Matahari terbit. Kucuran darah hilang disesap bumi. Ayin termenung di samping makam Avel. Tak ada yang bisa laki-laki itu lakukan setelah ini. Tak ada.

“Apa yang kau lakukan?” Sebuah suara dari arah timur menyentil telinga Ayin.

Ayin sontak menoleh. “Aku sedang menunggui kuburan saudaraku.” Laki-laki itu lantas mengamati sosok yang mengajaknya bercakap. “Siapakah engkau ini?”

“Aku adalah juga saudaramu dari negeri yang sangat jauh.”

Ayin diam sejenak. “Apa yang kau inginkan?”

“Kudengar kau benci pada orangtuamu karena terlalu pilih kasih?”

“Apa urusanmu dengan itu? Enyahlah!”

“Kau menyambutku dengan tidak baik. Aku ini saudaramu.”

Ayin tak membalas. Dipalingkannya muka menghindari tatapan sang lawan bicara.

“Jika kau begitu bencinya, mengapa tak kau bunuh pula mereka? Bukankah akan sama saja seperti ketika kau membunuh Avel? Kau tinggal memukulkan batu ke kepala mereka, lalu mengubur keduanya di bawah tanah.”

Ada keheranan tersendiri selepas mendengar perkataan itu. Ayin mengempaskan napasnya yang sedari tadi tertahan. Giginya bergemelatuk. Hidungnya kembang kempis menguapkan amarah. 
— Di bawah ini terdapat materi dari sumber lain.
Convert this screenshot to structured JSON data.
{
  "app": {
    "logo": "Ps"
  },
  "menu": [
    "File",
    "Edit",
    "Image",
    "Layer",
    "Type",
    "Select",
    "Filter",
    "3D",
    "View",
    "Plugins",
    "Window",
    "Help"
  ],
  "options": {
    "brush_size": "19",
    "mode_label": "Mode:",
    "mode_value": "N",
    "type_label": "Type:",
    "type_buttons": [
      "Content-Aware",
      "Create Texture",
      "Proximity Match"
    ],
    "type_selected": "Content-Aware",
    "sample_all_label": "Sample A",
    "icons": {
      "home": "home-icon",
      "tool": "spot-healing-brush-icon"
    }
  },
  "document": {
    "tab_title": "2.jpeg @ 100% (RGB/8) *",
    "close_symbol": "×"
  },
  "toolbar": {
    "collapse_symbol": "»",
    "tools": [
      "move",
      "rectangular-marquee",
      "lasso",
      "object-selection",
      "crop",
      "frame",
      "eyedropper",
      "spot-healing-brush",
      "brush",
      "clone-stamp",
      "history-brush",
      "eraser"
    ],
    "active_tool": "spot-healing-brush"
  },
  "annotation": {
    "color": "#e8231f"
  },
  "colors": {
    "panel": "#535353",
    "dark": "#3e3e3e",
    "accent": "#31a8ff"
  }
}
“Bagaimana?! Kau iblis! Beraninya kau datang kembali padaku dan memperkenalkan diri sebagai saudara setelah menjejalkan rasa dengki dalam mulutku?”

“Apa yang membuatku terkutuk sementara kau tidak? Kau yang membunuh Avel!”

Ayin tertegun. Sebenarnya pernyataan itu hampir mirip dengan apa yang tadi ia pikirkan. Apa yang membuat ia jadi keparat sementara saudara-saudaranya yang lain tidak, ketika mereka sama-sama merupakan pengagum kenikmatan?

“Kau benar. Aku yang membunuhnya dan aku yang menanggung dosa atas pembunuhan ini. Sekarang ini aku memang saudaramu,” ujar Ayin. “Saudaraku bukan lagi Avel, bukan pula si anu dan si anu. Saudaraku adalah kau.”

Si iblis tersenyum. Keluar ringkikan seperti kuda dari moncongnya yang berduri. Perlahan-lahan betisnya yang lurus membengkok. Badannya yang tegap membungkuk. Tangannya menjadi kaki. Dan matanya yang sipit membesar hingga putih tampak lebih banyak daripada hitamnya.

“Naiklah ke atas punggungku. Kita akan pergi,” kata iblis yang sudah menjelma keledai.

“Ke mana?” tanya Ayin.

“Ke Taman Eden.”

“Apa itu Taman Eden? Dan di mana lokasinya?”

“Nanti juga kau akan tahu.”

Ayin menurut dan keledai kembali meringkik. Entah bagaimana tiba-tiba Ayin teringat sang ibu. Di samping jalan yang mengandung sungai, lelaki itu melihat pantulan wajahnya. Dia dan ibunya memang mirip.

Mereka pergi, menyembahkan diri untuk ditelan matahari.